Posted on:2014-12-01Degree:Ph.DType:Dissertation
University:City University of New YorkCandidate:Black, Libby LFull Text:PDF
GTID:1459390008951317Subject:Psychology
Abstract/Summary:
This study explored how transformative effects of an HIV diagnosis inform our sense of place and connectedness to a setting/place attachment and the influence on our use and movement in social space. Using Bourdieu's Sociological perspective I explored the notion of `knowing' or `habitus,' by investigating the nature of a person's position and the conditioning (social learning) of that position which can be viewed as a transformative process that effects, changes, and creates both the position and the conditions that govern practice.
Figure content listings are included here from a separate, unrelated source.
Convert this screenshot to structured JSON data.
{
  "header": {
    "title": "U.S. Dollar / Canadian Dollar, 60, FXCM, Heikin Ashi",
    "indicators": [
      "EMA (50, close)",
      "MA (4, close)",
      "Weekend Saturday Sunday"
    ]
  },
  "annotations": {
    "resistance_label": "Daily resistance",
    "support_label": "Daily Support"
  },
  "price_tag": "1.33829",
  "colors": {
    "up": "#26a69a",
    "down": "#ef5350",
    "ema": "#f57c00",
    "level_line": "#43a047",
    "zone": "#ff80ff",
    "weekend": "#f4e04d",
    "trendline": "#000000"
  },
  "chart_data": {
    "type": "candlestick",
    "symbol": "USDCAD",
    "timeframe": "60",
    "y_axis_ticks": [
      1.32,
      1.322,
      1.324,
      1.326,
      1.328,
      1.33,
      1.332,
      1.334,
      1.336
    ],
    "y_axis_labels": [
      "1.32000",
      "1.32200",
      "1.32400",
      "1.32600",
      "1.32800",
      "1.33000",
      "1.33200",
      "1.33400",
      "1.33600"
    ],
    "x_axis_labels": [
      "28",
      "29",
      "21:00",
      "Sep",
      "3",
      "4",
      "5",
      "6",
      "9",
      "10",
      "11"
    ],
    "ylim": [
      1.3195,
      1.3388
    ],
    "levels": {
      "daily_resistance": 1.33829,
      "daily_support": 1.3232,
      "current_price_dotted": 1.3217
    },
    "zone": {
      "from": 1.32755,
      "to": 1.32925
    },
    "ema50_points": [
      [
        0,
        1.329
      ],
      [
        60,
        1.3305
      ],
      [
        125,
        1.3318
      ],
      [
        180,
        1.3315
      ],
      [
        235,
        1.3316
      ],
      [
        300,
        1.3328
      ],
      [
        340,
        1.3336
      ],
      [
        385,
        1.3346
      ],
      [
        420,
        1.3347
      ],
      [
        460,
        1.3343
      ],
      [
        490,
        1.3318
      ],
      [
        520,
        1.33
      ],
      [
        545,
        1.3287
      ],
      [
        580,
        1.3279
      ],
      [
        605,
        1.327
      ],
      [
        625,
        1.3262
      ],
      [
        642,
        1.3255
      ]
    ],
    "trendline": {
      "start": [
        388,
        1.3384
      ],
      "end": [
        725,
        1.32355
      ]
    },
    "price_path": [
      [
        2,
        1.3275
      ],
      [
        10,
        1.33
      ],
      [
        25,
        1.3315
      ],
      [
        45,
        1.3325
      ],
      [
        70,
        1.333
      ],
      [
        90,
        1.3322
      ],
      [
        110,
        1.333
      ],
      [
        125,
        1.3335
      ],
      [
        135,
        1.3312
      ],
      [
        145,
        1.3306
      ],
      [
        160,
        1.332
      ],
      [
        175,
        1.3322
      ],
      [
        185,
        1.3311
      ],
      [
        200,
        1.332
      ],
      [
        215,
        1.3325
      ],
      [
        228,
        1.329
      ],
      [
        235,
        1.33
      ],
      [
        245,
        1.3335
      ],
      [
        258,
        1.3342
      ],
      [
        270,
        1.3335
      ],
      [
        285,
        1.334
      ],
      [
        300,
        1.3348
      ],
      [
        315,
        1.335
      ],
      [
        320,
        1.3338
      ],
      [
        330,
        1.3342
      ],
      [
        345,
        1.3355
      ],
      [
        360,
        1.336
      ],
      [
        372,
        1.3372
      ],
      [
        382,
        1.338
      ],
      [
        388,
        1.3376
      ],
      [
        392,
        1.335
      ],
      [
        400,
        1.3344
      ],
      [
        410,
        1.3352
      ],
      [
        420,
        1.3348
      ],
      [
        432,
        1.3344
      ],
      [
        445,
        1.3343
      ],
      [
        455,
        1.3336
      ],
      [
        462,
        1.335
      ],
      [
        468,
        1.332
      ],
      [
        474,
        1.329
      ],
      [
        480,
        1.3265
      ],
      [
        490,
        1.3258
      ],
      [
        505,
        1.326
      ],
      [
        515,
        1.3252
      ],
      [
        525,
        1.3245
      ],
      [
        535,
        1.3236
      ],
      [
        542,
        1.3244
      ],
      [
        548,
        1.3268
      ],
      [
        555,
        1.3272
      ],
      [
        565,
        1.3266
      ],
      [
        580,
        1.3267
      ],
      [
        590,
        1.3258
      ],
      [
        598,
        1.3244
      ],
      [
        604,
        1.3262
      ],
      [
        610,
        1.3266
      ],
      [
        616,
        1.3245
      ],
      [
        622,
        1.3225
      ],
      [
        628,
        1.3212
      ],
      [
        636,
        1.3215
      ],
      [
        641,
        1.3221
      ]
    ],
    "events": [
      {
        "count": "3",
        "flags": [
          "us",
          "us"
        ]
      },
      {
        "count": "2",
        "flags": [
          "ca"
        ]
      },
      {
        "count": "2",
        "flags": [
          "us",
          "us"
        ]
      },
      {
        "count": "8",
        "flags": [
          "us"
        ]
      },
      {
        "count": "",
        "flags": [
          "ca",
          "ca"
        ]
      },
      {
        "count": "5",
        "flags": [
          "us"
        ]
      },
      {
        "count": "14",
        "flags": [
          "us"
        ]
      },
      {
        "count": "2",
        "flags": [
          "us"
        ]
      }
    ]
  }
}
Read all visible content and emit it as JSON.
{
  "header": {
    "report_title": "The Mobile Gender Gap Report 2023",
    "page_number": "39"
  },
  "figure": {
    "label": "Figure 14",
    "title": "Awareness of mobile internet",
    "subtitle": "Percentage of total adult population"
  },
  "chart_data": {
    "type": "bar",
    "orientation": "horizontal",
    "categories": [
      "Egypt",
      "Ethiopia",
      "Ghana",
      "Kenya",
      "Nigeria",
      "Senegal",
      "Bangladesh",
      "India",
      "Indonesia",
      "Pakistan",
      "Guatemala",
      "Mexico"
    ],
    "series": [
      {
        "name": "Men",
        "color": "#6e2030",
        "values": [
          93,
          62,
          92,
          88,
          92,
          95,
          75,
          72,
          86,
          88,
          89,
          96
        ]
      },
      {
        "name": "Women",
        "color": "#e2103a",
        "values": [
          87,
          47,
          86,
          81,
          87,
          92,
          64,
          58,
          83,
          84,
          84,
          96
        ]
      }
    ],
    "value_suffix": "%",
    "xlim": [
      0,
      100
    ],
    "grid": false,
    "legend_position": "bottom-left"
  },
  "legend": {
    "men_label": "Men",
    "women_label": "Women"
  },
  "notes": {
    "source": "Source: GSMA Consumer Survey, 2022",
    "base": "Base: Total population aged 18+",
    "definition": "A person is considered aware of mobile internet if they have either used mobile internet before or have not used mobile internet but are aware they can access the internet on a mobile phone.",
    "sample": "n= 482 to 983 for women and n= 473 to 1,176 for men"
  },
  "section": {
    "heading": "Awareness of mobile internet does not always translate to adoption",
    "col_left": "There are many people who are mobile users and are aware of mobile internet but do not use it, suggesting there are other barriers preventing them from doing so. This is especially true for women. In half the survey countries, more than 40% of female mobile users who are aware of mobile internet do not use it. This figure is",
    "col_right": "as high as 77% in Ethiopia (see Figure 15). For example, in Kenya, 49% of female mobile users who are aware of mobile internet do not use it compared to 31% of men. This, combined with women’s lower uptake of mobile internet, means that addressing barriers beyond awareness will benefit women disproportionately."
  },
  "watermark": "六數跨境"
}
Methods: The research included semi structured interviews and (2) focus groups, where one set of groups had the specific objectives of the study disclosed to them, and the researcher surveyed the respondents on the types of questions and information they believed needed to be collected to capture their sense of social space. The final group was presented with the results of the initial group and asked to critique and inform the results. A total of 36 subjects were interviewed or were a part of the focus groups. Using cognitive mapping, I explored the places they frequent, noting physical settings, how these settings were used, evaluated and perceived and how they spent their time. Research findings: The findings reveal themes related to respondents' sense of place and connectedness and their sense of connection to those people and places they deem significant. There are examples of life philosophies that appear connected to positioning and are connected in influential ways to ones sense of `constriction' or `expansion.' When dealing with socially impoverished, isolated men, and their HIV diagnosis, their positioning and conditioning in social space, it appears their `situatedness' directly effects and instructs their `practical sense,' or everyday practices and this allows creative and instructive thinking that transforms their experience of becoming HIV positive into an experience of expansion and growth. Broader, the meanings people attribute to their histories, suggests how one comes to choose, use, and is transformed by the spaces supportive of them, are themselves products of the same cultures and social structures that produce and reproduce the `practical sense' of an agent.